Peinture en location : qui prend en charge les frais ?

Un mur écaillé n’est pas seulement une question d’esthétique : c’est un indice, parfois criant, d’un logement qui réclame qu’on s’y attarde. Quand il s’agit de peinture dans une location, la frontière entre obligation du propriétaire et devoir du locataire n’a rien d’un simple coup de pinceau.

La loi est formelle : la peinture, lorsque sa rénovation s’impose pour garantir un usage normal du logement, relève du propriétaire. Ce principe a été consolidé par la jurisprudence. Autrement dit, si les murs perdent leurs couleurs ou que l’usure rend l’habitat peu accueillant, la charge des travaux ne s’impose pas au locataire, mais bien au bailleur.

Reste que tout n’est pas noir ou blanc. Le locataire, pour sa part, tient le manche pour l’entretien courant : petites retouches, nettoyage, ou réparation de menus dégâts causés lors de son séjour. Si une rayure apparaît après avoir déplacé un meuble ou si une éclaboussure s’incruste sur la cloison, c’est à lui de remettre la peinture d’aplomb. Mais renouveler l’ensemble des murs ou rafraîchir un plafond défraîchi par le temps ? Là, le propriétaire ne peut se défiler.

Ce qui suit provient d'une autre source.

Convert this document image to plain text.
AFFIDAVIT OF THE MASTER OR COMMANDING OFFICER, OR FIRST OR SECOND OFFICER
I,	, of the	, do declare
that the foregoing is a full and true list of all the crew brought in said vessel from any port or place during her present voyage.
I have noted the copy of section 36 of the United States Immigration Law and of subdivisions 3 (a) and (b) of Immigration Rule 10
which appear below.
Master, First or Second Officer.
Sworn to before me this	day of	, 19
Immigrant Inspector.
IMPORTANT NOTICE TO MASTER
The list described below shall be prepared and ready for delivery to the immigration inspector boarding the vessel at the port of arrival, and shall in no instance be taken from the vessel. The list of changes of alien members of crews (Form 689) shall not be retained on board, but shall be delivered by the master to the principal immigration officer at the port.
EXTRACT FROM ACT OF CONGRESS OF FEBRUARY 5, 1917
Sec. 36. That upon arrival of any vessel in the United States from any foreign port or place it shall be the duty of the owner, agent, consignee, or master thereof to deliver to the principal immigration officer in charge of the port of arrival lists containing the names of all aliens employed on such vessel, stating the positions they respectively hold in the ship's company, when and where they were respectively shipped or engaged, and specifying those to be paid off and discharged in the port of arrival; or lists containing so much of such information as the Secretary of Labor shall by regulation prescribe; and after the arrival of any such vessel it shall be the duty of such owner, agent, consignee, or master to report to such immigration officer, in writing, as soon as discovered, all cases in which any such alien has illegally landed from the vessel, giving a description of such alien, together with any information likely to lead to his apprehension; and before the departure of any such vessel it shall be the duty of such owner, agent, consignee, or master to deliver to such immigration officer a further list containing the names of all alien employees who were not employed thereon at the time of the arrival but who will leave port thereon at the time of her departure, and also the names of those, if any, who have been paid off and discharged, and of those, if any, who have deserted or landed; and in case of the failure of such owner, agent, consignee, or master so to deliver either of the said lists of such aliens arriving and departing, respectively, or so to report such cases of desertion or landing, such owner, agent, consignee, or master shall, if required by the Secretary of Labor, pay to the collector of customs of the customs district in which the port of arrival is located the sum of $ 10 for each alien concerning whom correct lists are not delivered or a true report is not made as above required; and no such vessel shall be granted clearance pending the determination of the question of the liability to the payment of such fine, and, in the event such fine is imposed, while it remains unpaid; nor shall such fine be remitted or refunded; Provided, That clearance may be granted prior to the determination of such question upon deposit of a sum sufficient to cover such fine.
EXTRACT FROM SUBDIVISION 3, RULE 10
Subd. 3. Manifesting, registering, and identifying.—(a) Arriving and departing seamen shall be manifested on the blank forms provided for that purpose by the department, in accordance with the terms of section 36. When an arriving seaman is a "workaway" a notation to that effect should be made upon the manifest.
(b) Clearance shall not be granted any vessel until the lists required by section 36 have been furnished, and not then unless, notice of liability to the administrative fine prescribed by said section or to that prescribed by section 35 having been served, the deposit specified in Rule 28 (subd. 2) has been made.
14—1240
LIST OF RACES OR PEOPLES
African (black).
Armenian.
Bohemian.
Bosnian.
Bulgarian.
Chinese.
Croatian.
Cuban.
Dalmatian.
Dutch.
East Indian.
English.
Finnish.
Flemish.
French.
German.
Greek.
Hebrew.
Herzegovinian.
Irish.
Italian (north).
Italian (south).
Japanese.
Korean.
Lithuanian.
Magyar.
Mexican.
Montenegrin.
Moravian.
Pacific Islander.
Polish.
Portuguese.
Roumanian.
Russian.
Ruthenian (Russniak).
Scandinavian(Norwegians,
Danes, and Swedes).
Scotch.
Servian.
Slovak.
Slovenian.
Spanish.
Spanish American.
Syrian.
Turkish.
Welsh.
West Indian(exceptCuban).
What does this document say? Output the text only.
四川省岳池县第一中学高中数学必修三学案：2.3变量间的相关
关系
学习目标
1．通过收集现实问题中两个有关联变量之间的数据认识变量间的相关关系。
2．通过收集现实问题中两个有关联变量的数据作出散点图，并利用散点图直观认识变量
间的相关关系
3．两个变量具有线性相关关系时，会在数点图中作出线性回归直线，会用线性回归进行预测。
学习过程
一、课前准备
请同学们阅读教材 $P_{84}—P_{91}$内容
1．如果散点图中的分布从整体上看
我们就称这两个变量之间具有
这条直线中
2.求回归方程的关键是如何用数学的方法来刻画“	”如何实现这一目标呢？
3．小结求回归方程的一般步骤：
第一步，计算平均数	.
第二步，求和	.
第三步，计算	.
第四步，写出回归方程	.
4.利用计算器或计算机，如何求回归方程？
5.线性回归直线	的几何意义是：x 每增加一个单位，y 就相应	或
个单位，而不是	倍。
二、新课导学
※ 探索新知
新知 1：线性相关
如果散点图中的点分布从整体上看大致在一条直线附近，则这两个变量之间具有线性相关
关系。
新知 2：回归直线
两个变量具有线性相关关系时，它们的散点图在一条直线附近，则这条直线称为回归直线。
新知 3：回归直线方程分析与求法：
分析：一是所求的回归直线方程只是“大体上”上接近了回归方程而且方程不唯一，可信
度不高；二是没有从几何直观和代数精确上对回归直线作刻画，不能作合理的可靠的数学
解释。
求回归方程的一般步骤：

Avant de sortir le rouleau, il existe un protocole à respecter. Le locataire doit adresser une demande claire au propriétaire, idéalement par lettre recommandée avec avis de réception, pour solliciter l’intervention nécessaire. Ce passage obligé n’est pas un détail administratif : il constitue la preuve d’une démarche sérieuse. Si la demande reste sans suite, même après une mise en demeure, la loi offre une issue. Le locataire peut saisir un juge, qui pourra imposer la réalisation des travaux à la charge du propriétaire.

Voici quelques exemples pour mieux cerner la répartition des frais :

  • Une porte d’entrée dont la peinture s’écaille par vétusté ? La rénovation revient au propriétaire.
  • Un plafond jauni par le temps ? Même logique, les travaux relèvent du bailleur.
  • Un placard sous l’évier abîmé par une fuite récente ? Si le dommage n’est pas imputable à l’usage normal, le locataire devra assumer la remise en état.

La frontière peut sembler ténue. Pourtant, un principe subsiste : ce qui touche à la décence du logement ou à son usage normal s’inscrit dans les obligations du propriétaire. À l’inverse, tout ce qui relève de l’usure banale ou d’un incident ponctuel causé par le locataire tombe sous sa responsabilité.

La prochaine fois que la peinture s’écaille ou que la couleur tourne, posez-vous la question : s’agit-il d’un simple rafraîchissement ou d’une réparation d’ampleur ? Parce qu’un logement où la peinture tient bon, c’est aussi une question de droits et de dialogue, pas seulement de décoration.